Our tour guide called himself “Moonshine”. He explained history and wall paintings thoroughly prior to showing each site. Overall, we were very satisfied with him, especially when he handed us our “black market” tickets to the Tomb of Nefertari. Moonshine’s one fault is, like all Egyptians, selling things on the side for commission.

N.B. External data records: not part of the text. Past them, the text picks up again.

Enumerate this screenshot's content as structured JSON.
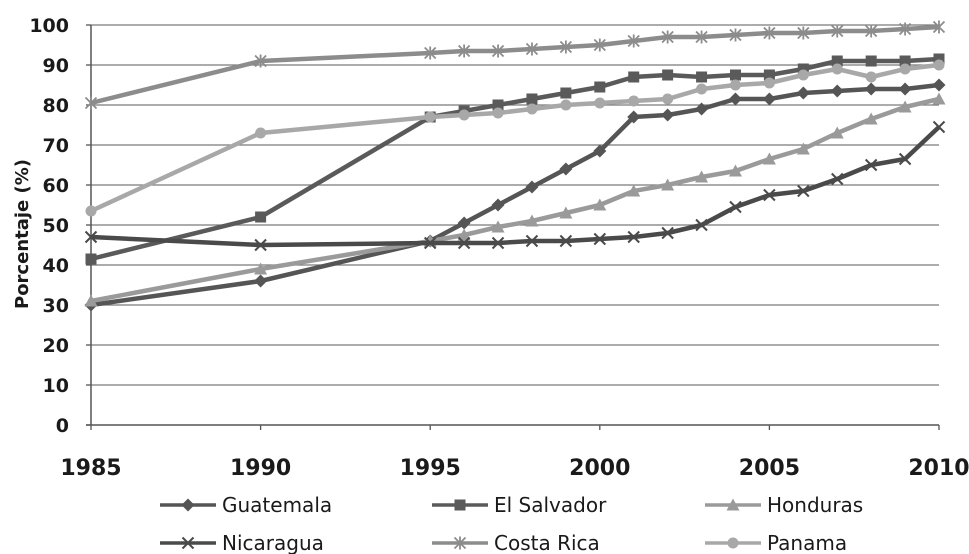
{
  "chart_data": {
    "type": "line",
    "title": "",
    "xlabel": "",
    "ylabel": "Porcentaje (%)",
    "ylim": [
      0,
      100
    ],
    "y_ticks": [
      "0",
      "10",
      "20",
      "30",
      "40",
      "50",
      "60",
      "70",
      "80",
      "90",
      "100"
    ],
    "x_ticks": [
      "1985",
      "1990",
      "1995",
      "2000",
      "2005",
      "2010"
    ],
    "xlim": [
      1985,
      2010
    ],
    "grid": "horizontal",
    "legend_position": "bottom",
    "x": [
      1985,
      1990,
      1995,
      1996,
      1997,
      1998,
      1999,
      2000,
      2001,
      2002,
      2003,
      2004,
      2005,
      2006,
      2007,
      2008,
      2009,
      2010
    ],
    "series": [
      {
        "name": "Guatemala",
        "marker": "diamond",
        "color": "#555555",
        "points": [
          [
            1985,
            30
          ],
          [
            1990,
            36
          ],
          [
            1995,
            46
          ],
          [
            1996,
            50.5
          ],
          [
            1997,
            55
          ],
          [
            1998,
            59.5
          ],
          [
            1999,
            64
          ],
          [
            2000,
            68.5
          ],
          [
            2001,
            77
          ],
          [
            2002,
            77.5
          ],
          [
            2003,
            79
          ],
          [
            2004,
            81.5
          ],
          [
            2005,
            81.5
          ],
          [
            2006,
            83
          ],
          [
            2007,
            83.5
          ],
          [
            2008,
            84
          ],
          [
            2009,
            84
          ],
          [
            2010,
            85
          ]
        ]
      },
      {
        "name": "El Salvador",
        "marker": "square",
        "color": "#5a5a5a",
        "points": [
          [
            1985,
            41.5
          ],
          [
            1990,
            52
          ],
          [
            1995,
            77
          ],
          [
            1996,
            78.5
          ],
          [
            1997,
            80
          ],
          [
            1998,
            81.5
          ],
          [
            1999,
            83
          ],
          [
            2000,
            84.5
          ],
          [
            2001,
            87
          ],
          [
            2002,
            87.5
          ],
          [
            2003,
            87
          ],
          [
            2004,
            87.5
          ],
          [
            2005,
            87.5
          ],
          [
            2006,
            89
          ],
          [
            2007,
            91
          ],
          [
            2008,
            91
          ],
          [
            2009,
            91
          ],
          [
            2010,
            91.5
          ]
        ]
      },
      {
        "name": "Honduras",
        "marker": "triangle",
        "color": "#9a9a9a",
        "points": [
          [
            1985,
            31
          ],
          [
            1990,
            39
          ],
          [
            1995,
            46
          ],
          [
            1996,
            47.5
          ],
          [
            1997,
            49.5
          ],
          [
            1998,
            51
          ],
          [
            1999,
            53
          ],
          [
            2000,
            55
          ],
          [
            2001,
            58.5
          ],
          [
            2002,
            60
          ],
          [
            2003,
            62
          ],
          [
            2004,
            63.5
          ],
          [
            2005,
            66.5
          ],
          [
            2006,
            69
          ],
          [
            2007,
            73
          ],
          [
            2008,
            76.5
          ],
          [
            2009,
            79.5
          ],
          [
            2010,
            81.5
          ]
        ]
      },
      {
        "name": "Nicaragua",
        "marker": "x",
        "color": "#4a4a4a",
        "points": [
          [
            1985,
            47
          ],
          [
            1990,
            45
          ],
          [
            1995,
            45.5
          ],
          [
            1996,
            45.5
          ],
          [
            1997,
            45.5
          ],
          [
            1998,
            46
          ],
          [
            1999,
            46
          ],
          [
            2000,
            46.5
          ],
          [
            2001,
            47
          ],
          [
            2002,
            48
          ],
          [
            2003,
            50
          ],
          [
            2004,
            54.5
          ],
          [
            2005,
            57.5
          ],
          [
            2006,
            58.5
          ],
          [
            2007,
            61.5
          ],
          [
            2008,
            65
          ],
          [
            2009,
            66.5
          ],
          [
            2010,
            74.5
          ]
        ]
      },
      {
        "name": "Costa Rica",
        "marker": "star",
        "color": "#8c8c8c",
        "points": [
          [
            1985,
            80.5
          ],
          [
            1990,
            91
          ],
          [
            1995,
            93
          ],
          [
            1996,
            93.5
          ],
          [
            1997,
            93.5
          ],
          [
            1998,
            94
          ],
          [
            1999,
            94.5
          ],
          [
            2000,
            95
          ],
          [
            2001,
            96
          ],
          [
            2002,
            97
          ],
          [
            2003,
            97
          ],
          [
            2004,
            97.5
          ],
          [
            2005,
            98
          ],
          [
            2006,
            98
          ],
          [
            2007,
            98.5
          ],
          [
            2008,
            98.5
          ],
          [
            2009,
            99
          ],
          [
            2010,
            99.5
          ]
        ]
      },
      {
        "name": "Panama",
        "marker": "circle",
        "color": "#a8a8a8",
        "points": [
          [
            1985,
            53.5
          ],
          [
            1990,
            73
          ],
          [
            1995,
            77
          ],
          [
            1996,
            77.5
          ],
          [
            1997,
            78
          ],
          [
            1998,
            79
          ],
          [
            1999,
            80
          ],
          [
            2000,
            80.5
          ],
          [
            2001,
            81
          ],
          [
            2002,
            81.5
          ],
          [
            2003,
            84
          ],
          [
            2004,
            85
          ],
          [
            2005,
            85.5
          ],
          [
            2006,
            87.5
          ],
          [
            2007,
            89
          ],
          [
            2008,
            87
          ],
          [
            2009,
            89
          ],
          [
            2010,
            90
          ]
        ]
      }
    ]
  }
}
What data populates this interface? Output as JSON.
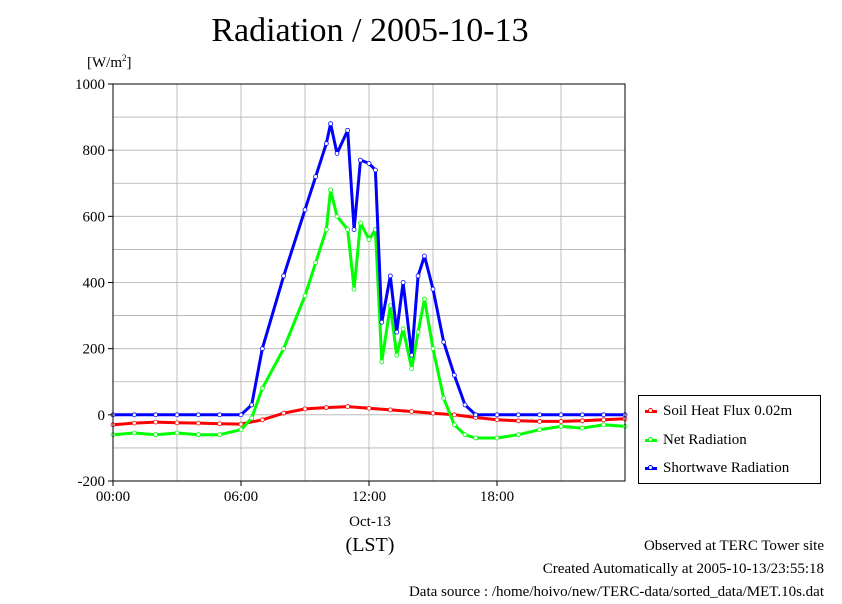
{
  "chart_data": {
    "type": "line",
    "title": "Radiation / 2005-10-13",
    "ylabel": "[W/m2]",
    "xlabel": "(LST)",
    "date_label": "Oct-13",
    "ylim": [
      -200,
      1000
    ],
    "xlim": [
      0,
      24
    ],
    "yticks": [
      -200,
      0,
      200,
      400,
      600,
      800,
      1000
    ],
    "xticks": [
      0,
      6,
      12,
      18
    ],
    "xtick_labels": [
      "00:00",
      "06:00",
      "12:00",
      "18:00"
    ],
    "grid": true,
    "legend_position": "bottom-right",
    "x_unit": "hours",
    "series": [
      {
        "name": "Soil Heat Flux 0.02m",
        "color": "#ff0000",
        "x": [
          0,
          1,
          2,
          3,
          4,
          5,
          6,
          7,
          8,
          9,
          10,
          11,
          12,
          13,
          14,
          15,
          16,
          17,
          18,
          19,
          20,
          21,
          22,
          23,
          24
        ],
        "y": [
          -30,
          -25,
          -22,
          -24,
          -25,
          -27,
          -28,
          -15,
          5,
          18,
          22,
          25,
          20,
          15,
          10,
          5,
          0,
          -8,
          -15,
          -18,
          -20,
          -20,
          -18,
          -15,
          -12
        ]
      },
      {
        "name": "Net Radiation",
        "color": "#00ff00",
        "x": [
          0,
          1,
          2,
          3,
          4,
          5,
          6,
          6.5,
          7,
          8,
          9,
          9.5,
          10,
          10.2,
          10.5,
          11,
          11.3,
          11.6,
          12,
          12.3,
          12.6,
          13,
          13.3,
          13.6,
          14,
          14.3,
          14.6,
          15,
          15.5,
          16,
          16.5,
          17,
          18,
          19,
          20,
          21,
          22,
          23,
          24
        ],
        "y": [
          -60,
          -55,
          -60,
          -55,
          -60,
          -60,
          -45,
          -10,
          80,
          200,
          360,
          460,
          560,
          680,
          600,
          560,
          380,
          580,
          530,
          560,
          160,
          330,
          180,
          260,
          140,
          250,
          350,
          200,
          50,
          -30,
          -60,
          -70,
          -70,
          -60,
          -45,
          -35,
          -40,
          -30,
          -35
        ]
      },
      {
        "name": "Shortwave Radiation",
        "color": "#0000ff",
        "x": [
          0,
          1,
          2,
          3,
          4,
          5,
          6,
          6.5,
          7,
          8,
          9,
          9.5,
          10,
          10.2,
          10.5,
          11,
          11.3,
          11.6,
          12,
          12.3,
          12.6,
          13,
          13.3,
          13.6,
          14,
          14.3,
          14.6,
          15,
          15.5,
          16,
          16.5,
          17,
          18,
          19,
          20,
          21,
          22,
          23,
          24
        ],
        "y": [
          0,
          0,
          0,
          0,
          0,
          0,
          0,
          30,
          200,
          420,
          620,
          720,
          820,
          880,
          790,
          860,
          560,
          770,
          760,
          740,
          280,
          420,
          250,
          400,
          180,
          420,
          480,
          380,
          220,
          120,
          30,
          0,
          0,
          0,
          0,
          0,
          0,
          0,
          0
        ]
      }
    ]
  },
  "footer": {
    "line1": "Observed at TERC Tower site",
    "line2": "Created Automatically at 2005-10-13/23:55:18",
    "line3": "Data source : /home/hoivo/new/TERC-data/sorted_data/MET.10s.dat"
  }
}
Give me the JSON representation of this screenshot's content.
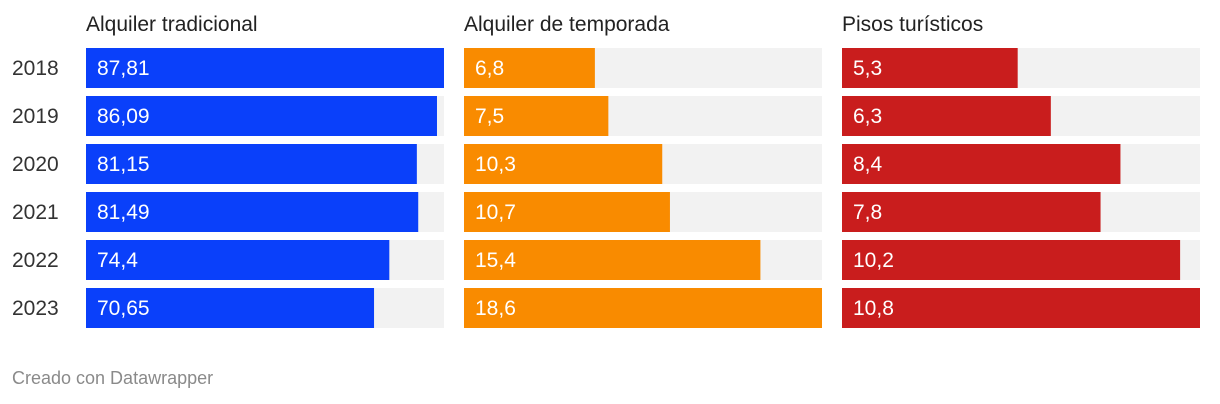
{
  "chart_data": {
    "type": "bar",
    "orientation": "horizontal",
    "categories": [
      "2018",
      "2019",
      "2020",
      "2021",
      "2022",
      "2023"
    ],
    "series": [
      {
        "name": "Alquiler tradicional",
        "color": "#0a40fa",
        "values": [
          87.81,
          86.09,
          81.15,
          81.49,
          74.4,
          70.65
        ],
        "labels": [
          "87,81",
          "86,09",
          "81,15",
          "81,49",
          "74,4",
          "70,65"
        ],
        "xlim": [
          0,
          87.81
        ]
      },
      {
        "name": "Alquiler de temporada",
        "color": "#f98b00",
        "values": [
          6.8,
          7.5,
          10.3,
          10.7,
          15.4,
          18.6
        ],
        "labels": [
          "6,8",
          "7,5",
          "10,3",
          "10,7",
          "15,4",
          "18,6"
        ],
        "xlim": [
          0,
          18.6
        ]
      },
      {
        "name": "Pisos turísticos",
        "color": "#c91d1d",
        "values": [
          5.3,
          6.3,
          8.4,
          7.8,
          10.2,
          10.8
        ],
        "labels": [
          "5,3",
          "6,3",
          "8,4",
          "7,8",
          "10,2",
          "10,8"
        ],
        "xlim": [
          0,
          10.8
        ]
      }
    ],
    "background_color": "#f2f2f2"
  },
  "footer": {
    "credit": "Creado con Datawrapper"
  }
}
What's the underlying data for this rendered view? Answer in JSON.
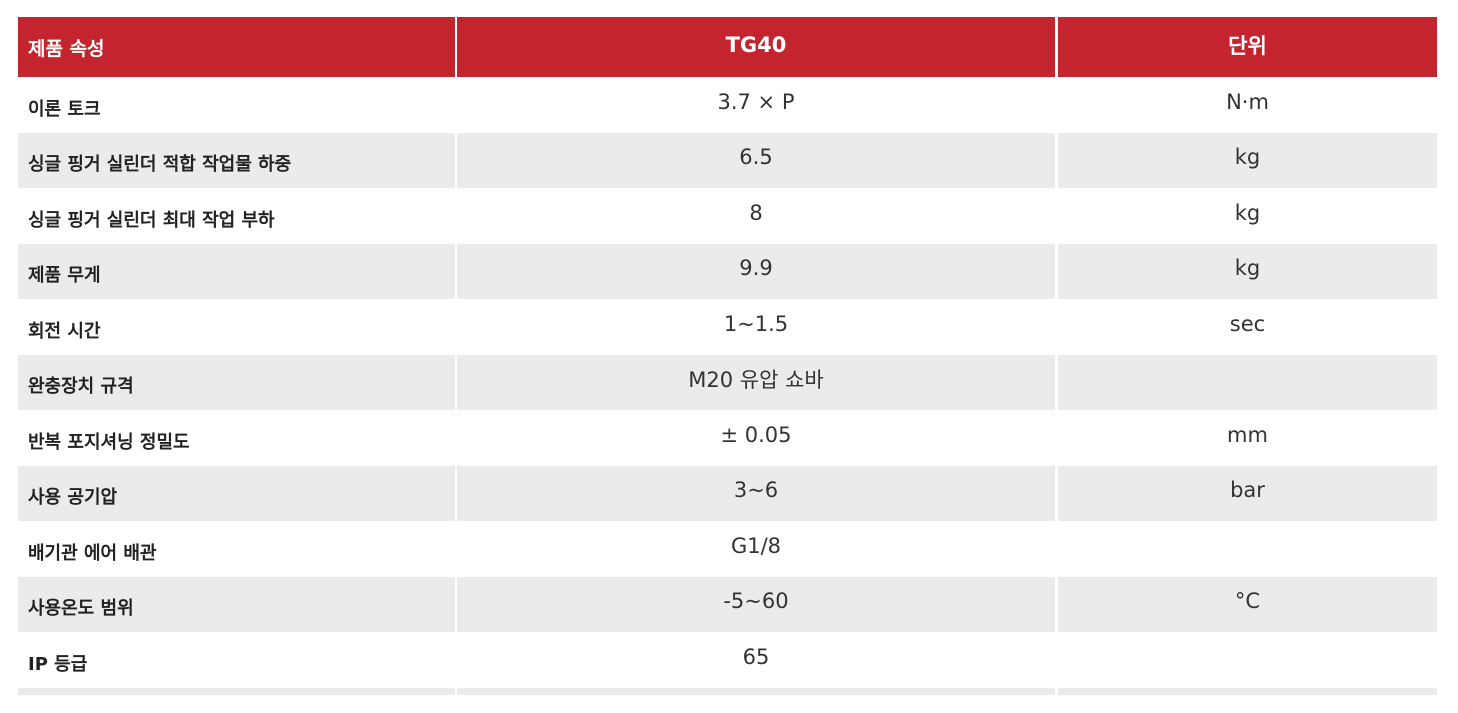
{
  "table": {
    "header": [
      "제품 속성",
      "TG40",
      "단위"
    ],
    "rows": [
      [
        "이론 토크",
        "3.7 × P",
        "N·m"
      ],
      [
        "싱글 핑거 실린더 적합 작업물 하중",
        "6.5",
        "kg"
      ],
      [
        "싱글 핑거 실린더 최대 작업 부하",
        "8",
        "kg"
      ],
      [
        "제품 무게",
        "9.9",
        "kg"
      ],
      [
        "회전 시간",
        "1~1.5",
        "sec"
      ],
      [
        "완충장치 규격",
        "M20 유압 쇼바",
        null
      ],
      [
        "반복 포지셔닝 정밀도",
        "± 0.05",
        "mm"
      ],
      [
        "사용 공기압",
        "3~6",
        "bar"
      ],
      [
        "배기관 에어 배관",
        "G1/8",
        null
      ],
      [
        "사용온도 범위",
        "-5~60",
        "°C"
      ],
      [
        "IP 등급",
        "65",
        null
      ]
    ]
  }
}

Although he claimed innocence when asked by a fellow traveler whether he’d waste our tour time in trinket shops, towards the tail end of our tour, Moonshine took his group to a shop with alabaster stone carvings and another selling papyrus paintings “not to buy, just to educate.” Naturally, during his presentation he’d say, “and if you want to buy any of these authentic pieces, you get a discount with our tour.” We can’t fault any of these people for trying to make a living, but we wish they would be upfront about the tour itinerary.
Within the Tomb of Nefertari, the paintings are detailed, colorful, and remarkably intact for being 3500 years old. Guidebooks and our guide say they haven’t been re-painted, that they’re original. Comparatively, the paintings in most of the other tombs in the Valley of the Kings and Valley of the Queens are faded, completely eroded in many areas, and sometimes blackened by soot from cooking fires by local settlers before the advent of tourism. The other colorful and unusually decorative tomb is the Tomb of Amenophis II.